Sea Ranger Service
- Founded: 2016
- Founder: Wietse van der Werf
- Type: Social enterprise
- Location: The Netherlands;
- Method: Offshore management services, maritime employability programmes, sustainable ship building
- Website: http://www.searangers.org

= Sea Ranger Service =

Social enterprise

The Sea Ranger Service is a social enterprise based in The Netherlands, which works in direct cooperation with government agencies to manage ocean areas. The organisation trains young people as Sea Rangers and deploys special sailing work ships to carry out marine management tasks, as well as research and eco-system regeneration work.
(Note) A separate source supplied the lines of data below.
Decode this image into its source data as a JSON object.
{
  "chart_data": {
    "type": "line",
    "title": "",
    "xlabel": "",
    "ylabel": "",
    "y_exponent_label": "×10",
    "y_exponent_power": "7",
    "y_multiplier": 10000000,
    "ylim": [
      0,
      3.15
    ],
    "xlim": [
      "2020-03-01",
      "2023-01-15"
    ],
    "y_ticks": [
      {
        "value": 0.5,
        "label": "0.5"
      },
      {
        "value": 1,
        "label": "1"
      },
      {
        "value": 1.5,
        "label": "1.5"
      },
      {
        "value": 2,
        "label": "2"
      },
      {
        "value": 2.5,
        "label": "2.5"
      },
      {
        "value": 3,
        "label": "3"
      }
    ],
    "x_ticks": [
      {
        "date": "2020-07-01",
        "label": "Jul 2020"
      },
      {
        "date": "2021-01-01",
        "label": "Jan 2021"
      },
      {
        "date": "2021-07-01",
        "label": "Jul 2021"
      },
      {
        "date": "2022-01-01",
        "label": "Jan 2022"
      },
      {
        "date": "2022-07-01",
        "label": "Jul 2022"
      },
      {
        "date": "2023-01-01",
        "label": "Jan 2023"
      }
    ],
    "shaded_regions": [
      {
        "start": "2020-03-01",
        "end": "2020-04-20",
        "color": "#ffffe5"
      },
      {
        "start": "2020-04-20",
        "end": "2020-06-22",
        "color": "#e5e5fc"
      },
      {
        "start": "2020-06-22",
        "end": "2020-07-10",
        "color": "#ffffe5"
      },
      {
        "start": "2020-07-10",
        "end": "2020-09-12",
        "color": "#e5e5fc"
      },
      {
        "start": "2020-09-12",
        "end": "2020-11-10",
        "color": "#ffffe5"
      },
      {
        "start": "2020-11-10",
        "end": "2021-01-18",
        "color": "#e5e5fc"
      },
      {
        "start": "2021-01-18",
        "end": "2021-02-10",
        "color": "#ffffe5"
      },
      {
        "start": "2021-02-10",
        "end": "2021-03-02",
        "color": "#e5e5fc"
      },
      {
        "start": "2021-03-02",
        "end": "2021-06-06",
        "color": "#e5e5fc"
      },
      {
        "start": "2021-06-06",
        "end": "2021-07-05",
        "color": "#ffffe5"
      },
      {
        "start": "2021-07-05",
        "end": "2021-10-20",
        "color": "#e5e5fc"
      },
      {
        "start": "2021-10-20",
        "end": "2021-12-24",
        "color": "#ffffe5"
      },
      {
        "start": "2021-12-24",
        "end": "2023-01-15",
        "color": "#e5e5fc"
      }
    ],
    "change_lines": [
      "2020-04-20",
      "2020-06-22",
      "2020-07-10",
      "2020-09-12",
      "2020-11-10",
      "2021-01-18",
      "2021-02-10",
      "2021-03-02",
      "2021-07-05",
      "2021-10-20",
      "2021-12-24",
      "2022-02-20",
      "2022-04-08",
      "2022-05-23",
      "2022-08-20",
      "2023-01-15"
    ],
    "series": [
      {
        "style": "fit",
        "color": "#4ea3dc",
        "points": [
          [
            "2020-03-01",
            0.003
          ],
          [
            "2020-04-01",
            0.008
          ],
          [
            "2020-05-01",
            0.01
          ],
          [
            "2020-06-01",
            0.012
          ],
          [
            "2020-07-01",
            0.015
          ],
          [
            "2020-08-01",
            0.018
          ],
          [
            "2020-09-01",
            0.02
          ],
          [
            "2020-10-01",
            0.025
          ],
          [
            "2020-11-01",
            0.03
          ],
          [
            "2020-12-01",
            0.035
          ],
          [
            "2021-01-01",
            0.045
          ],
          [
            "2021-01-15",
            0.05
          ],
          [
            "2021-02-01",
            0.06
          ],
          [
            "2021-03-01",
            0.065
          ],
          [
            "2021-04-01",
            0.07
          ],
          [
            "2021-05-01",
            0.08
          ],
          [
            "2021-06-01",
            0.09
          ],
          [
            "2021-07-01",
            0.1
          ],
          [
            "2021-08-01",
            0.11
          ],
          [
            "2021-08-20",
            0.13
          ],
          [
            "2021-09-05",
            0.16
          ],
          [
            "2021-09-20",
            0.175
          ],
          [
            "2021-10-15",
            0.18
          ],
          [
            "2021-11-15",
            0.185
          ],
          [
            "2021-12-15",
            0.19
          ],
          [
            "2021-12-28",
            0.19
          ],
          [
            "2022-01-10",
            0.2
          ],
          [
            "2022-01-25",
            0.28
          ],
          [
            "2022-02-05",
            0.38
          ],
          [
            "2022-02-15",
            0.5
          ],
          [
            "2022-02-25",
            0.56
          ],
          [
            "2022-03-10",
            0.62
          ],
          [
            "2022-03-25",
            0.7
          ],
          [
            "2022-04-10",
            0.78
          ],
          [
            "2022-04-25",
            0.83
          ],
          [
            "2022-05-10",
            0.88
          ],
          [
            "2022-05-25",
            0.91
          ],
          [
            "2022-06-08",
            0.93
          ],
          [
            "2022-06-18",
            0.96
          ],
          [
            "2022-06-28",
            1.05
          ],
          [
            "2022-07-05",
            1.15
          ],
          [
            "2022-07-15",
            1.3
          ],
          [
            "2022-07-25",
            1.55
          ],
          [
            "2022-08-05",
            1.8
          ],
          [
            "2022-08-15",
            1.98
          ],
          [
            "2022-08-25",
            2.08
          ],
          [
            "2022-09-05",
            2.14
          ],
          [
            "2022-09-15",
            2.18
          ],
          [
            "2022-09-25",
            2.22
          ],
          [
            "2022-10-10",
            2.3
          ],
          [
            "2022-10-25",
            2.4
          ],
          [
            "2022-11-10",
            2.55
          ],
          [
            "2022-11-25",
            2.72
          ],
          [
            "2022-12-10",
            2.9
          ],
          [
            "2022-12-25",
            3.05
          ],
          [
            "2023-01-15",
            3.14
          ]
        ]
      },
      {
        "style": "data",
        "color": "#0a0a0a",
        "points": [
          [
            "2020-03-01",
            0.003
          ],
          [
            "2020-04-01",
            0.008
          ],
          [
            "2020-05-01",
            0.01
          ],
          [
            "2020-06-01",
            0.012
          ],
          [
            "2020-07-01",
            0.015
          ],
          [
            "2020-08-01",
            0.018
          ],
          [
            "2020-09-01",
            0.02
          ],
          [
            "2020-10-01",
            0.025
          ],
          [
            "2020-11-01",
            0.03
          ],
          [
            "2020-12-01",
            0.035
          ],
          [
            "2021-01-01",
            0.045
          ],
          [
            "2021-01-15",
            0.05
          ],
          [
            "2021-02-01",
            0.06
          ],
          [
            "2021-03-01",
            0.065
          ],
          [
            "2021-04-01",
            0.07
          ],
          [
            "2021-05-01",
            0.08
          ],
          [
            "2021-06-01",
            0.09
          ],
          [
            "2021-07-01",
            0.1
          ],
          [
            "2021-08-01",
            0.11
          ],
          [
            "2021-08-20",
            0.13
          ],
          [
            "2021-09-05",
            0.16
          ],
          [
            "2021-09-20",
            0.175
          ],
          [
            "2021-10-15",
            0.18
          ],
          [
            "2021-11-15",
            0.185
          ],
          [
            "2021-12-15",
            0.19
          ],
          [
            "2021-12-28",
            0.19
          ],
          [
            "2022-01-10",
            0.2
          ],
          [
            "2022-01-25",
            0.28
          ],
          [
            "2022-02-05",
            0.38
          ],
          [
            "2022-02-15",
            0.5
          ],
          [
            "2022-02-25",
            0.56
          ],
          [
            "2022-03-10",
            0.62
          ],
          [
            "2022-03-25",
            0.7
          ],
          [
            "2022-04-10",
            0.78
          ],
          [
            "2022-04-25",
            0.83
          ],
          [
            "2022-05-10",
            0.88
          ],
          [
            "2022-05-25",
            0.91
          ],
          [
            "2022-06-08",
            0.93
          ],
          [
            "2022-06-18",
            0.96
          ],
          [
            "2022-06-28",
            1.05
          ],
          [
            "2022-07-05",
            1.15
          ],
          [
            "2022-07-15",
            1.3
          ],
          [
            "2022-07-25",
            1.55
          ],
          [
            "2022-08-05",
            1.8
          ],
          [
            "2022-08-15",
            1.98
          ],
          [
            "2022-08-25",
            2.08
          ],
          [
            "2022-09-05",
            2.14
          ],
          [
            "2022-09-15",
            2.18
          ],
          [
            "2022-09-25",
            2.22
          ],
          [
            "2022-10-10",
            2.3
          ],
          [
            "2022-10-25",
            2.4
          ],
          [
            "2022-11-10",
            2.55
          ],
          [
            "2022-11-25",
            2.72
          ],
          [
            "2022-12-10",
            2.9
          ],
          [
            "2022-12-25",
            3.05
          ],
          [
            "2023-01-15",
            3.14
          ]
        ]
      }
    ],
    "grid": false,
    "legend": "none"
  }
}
The current operational area for the Sea Rangers is the North Sea.

==History==
The Sea Ranger Service was founded by conservationist Wietse van der Werf in 2016. After having been awarded the Future for Nature Award for his innovative approach to marine conservation, he used the prize money to start the Sea Ranger initiative, which was officially launched by Mayor of Rotterdam, Ahmed Aboutaleb, in August 2016. Initially founded as a non-profit organisation in The Netherlands, the Sea Ranger Service developed a business model for its conservation work and transitioned into operating as a social enterprise from 2017. In March 2018 the organisation organised a Sea Ranger Bootcamp, in which the first Sea Rangers were selected and trained. Since October 2018 the Sea Ranger Service operates its first sailing work vessel on the North Sea, with Den Helder as its home port. A second vessel has been under construction in Hardinxveld-Giessendam since 2016.

==Approach==
Van der Werf has stated the original inspiration for the Sea Ranger Service has come from the Civilian Conservation Corps, a programme launched by US president Franklin D. Roosevelt to alleviate poverty and unemployment in the inner cities during the Great Depression in 1933, whilst simultaneously carrying out large-scale landscape restoration and conservation work. The Sea Ranger Service follows a similar approach for ocean conservation. It trains young people (partly long-term unemployed youth) with the help of veterans as Sea Rangers. After their one-year deployment as Sea Rangers, in which they carry out conservation tasks at sea, the Sea Rangers transition into maritime employment. The Sea Ranger Service exclusively operates commercially certified sailing work vessels. In May 2019 the Sea Ranger Service was awarded the Medal of Honour by the Enkhuizen Maritime College and the Dutch Commercial Sailing Board, for operating the first commercial sailing vessel in the offshore industry. The Sea Ranger Service has announced plans to scale its approach internationally, through a social franchising model.

==Mandate==
The Green Deal Sea Ranger Service was signed in December 2018 between the Dutch Ministry of Agriculture, Fisheries and Food Quality (LNV), Ministry of Infrastructure and Water Management (IenW), Ministry of Economic Affairs and Climate Policy (EZK), Ministry of Social Affairs and Employability (SZW) and the Sea Ranger Service. It sets out an initial two-year period in which the Dutch government works together with the Sea Ranger Service to explore which tasks it can be appointed. The initial pilots as part of the Green Deal were started in the North Sea in the spring of 2019. According to Sea Ranger Service its tasks include maritime surveillance, wildlife monitoring, underwater photography and surveys, sea water sampling, restoration of underwater seagrass meadows and general offshore inspections tasks but excludes any enforcement tasks.